Trait objects are a part of Rust so how could they not be "aligned with [its] philosophy"? With the enum you're basically creating the same thing: instead of an extra word for the vtable you need an extra word to tag the type.

Because it is actually a 'neither'.

If you use enum, it is easy to add extra functionality (set of variants is fixed, just implement it for all of them), but adding extra variant would break user's code (set of functions matching on the enum is open and out of anyone's control, they would not get automatically implemented for the new variant).

If you use trait objects, adding extra 'variant' is easy (set of methods is fixed, just implement all of them) while adding extra functionality would break user's code (set of implementors of the trait is open and out of anyone's control, the new method would not get automatically implemented).

With your suggestion you get disadvantages of both approaches (both adding a variant and adding a method would break user's code).


It's just like how raw pointers are usually not idiomatic. Trait objects and pointers are both for specific situations but can technically work for more than that. Trait objects enable runtime trait polymorphism, but they only exist because there are some downsides to compile-time polymorphism.

In this case, the only downside of the enum is having to write a match for every trait method. This is a pretty small downside, especially with macros available.
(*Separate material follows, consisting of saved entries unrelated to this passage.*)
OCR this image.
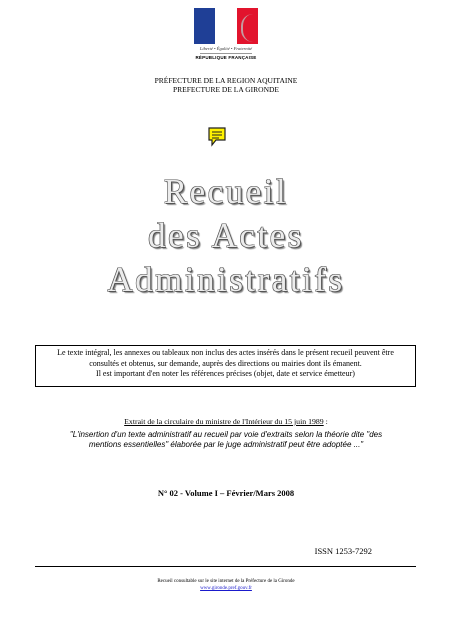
Liberté • Égalité • Fraternité
RÉPUBLIQUE FRANÇAISE
PRÉFECTURE DE LA REGION AQUITAINE
PREFECTURE DE LA GIRONDE
Recueil
des Actes
Administratifs
Le texte intégral, les annexes ou tableaux non inclus des actes insérés dans le présent recueil peuvent être
consultés et obtenus, sur demande, auprès des directions ou mairies dont ils émanent.
Il est important d'en noter les références précises (objet, date et service émetteur)
Extrait de la circulaire du ministre de l'Intérieur du 15 juin 1989 :
"L'insertion d'un texte administratif au recueil par voie d'extraits selon la théorie dite "des
mentions essentielles" élaborée par le juge administratif peut être adoptée ..."
N° 02 - Volume I – Février/Mars 2008
ISSN 1253-7292
Recueil consultable sur le site internet de la Préfecture de la Gironde
www.gironde.pref.gouv.fr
There's no apparent issue with code size, and since it's an application, there's no need for ergonomics for users of a library; any extension can be made on the enum itself.

No, there are situations where compile-time polymorphism is impossible. Trait objects are necesary, and it's perfectly fine to use them. They are nothing like raw pointers or unsafe code.

1 Like

That is what I meant by downsides. This is not one of those situations.
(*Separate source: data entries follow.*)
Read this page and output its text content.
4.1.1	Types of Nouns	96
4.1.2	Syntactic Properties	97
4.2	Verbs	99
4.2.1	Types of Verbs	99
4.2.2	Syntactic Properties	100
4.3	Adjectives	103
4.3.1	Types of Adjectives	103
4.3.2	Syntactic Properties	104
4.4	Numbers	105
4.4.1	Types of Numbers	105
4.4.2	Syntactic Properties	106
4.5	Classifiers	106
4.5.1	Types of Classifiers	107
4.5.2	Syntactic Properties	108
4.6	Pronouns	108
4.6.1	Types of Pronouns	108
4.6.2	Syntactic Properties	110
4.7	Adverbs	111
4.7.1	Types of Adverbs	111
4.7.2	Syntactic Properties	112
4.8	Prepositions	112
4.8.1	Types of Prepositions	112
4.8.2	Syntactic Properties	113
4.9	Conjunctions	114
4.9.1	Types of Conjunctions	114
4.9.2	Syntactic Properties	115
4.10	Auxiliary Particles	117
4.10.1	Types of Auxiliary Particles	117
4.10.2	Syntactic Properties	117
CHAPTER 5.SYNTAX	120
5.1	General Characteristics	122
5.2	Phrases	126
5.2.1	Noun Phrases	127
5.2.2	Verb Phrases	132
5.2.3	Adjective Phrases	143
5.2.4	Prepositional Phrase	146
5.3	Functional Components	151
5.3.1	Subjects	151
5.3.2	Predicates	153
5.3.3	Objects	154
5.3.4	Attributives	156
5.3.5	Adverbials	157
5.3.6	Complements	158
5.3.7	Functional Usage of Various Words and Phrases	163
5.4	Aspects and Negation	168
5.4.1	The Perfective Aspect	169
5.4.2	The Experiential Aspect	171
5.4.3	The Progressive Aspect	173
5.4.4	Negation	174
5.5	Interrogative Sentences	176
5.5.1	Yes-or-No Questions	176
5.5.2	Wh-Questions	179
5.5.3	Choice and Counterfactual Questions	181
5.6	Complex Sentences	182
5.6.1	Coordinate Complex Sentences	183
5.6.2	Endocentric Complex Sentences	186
That's also true of raw pointers and unsafe code.

Which one? I don't get what you are referring to here. Trait objects would be a perfectly fine solution to OPs problem, as they want dynamic dispatch.

The original post at the top. It is not impossible with enums.

This sounds like reinventing the wheel. There are other downsides of an enum approach besides all the typing (which is a significant downside because you and your colleagues are going to have to read all that boilerplate): for instance, it wastes memory, because in this case every value is the size of the larger variant.

dyn Trait has a really undeserved bad reputation. I think this stems from a C++ guideline that says you should avoid virtual.

1 Like

It's not impossible with enums, but impossible with compile-time polymorphism. Also, a trait object is likely a better solution in this case than an enum would be.

There was some conversation about this in another thread recently that might be of interest to you:


It will waste memory if the largest type is larger than a pointer (with at least the same alignment). Pointers aren't huge, and memory isn't always an issue, but it's something to consider. You can always make the memory usage the same by boxing the large variants. And they're not even the same memory: the enum has the data inline. You can't do that with trait objects.

If I'm boxing the enum individually, I'd definitely try changing it to a trait object.

But really, I would recommend the enum over a trait object even if they compiled to the same thing. Half the questions on here are quirks about trait objects that enums don't have to worry about, like the hidden lifetime parameter (any lifetimes on the enum will be obvious), DST things (enums are statically sized), and conversion (enums are built like any other value). My only controversial take is that enums being easier to understand outweighs the advantages of trait objects in most situations.

The important part is that well-written code can take either. Then you can decide if the performance demands enums, or if trait objects will provide valuable ergonomics.

P.S. I never learned much C++ so that's not it, at least for me.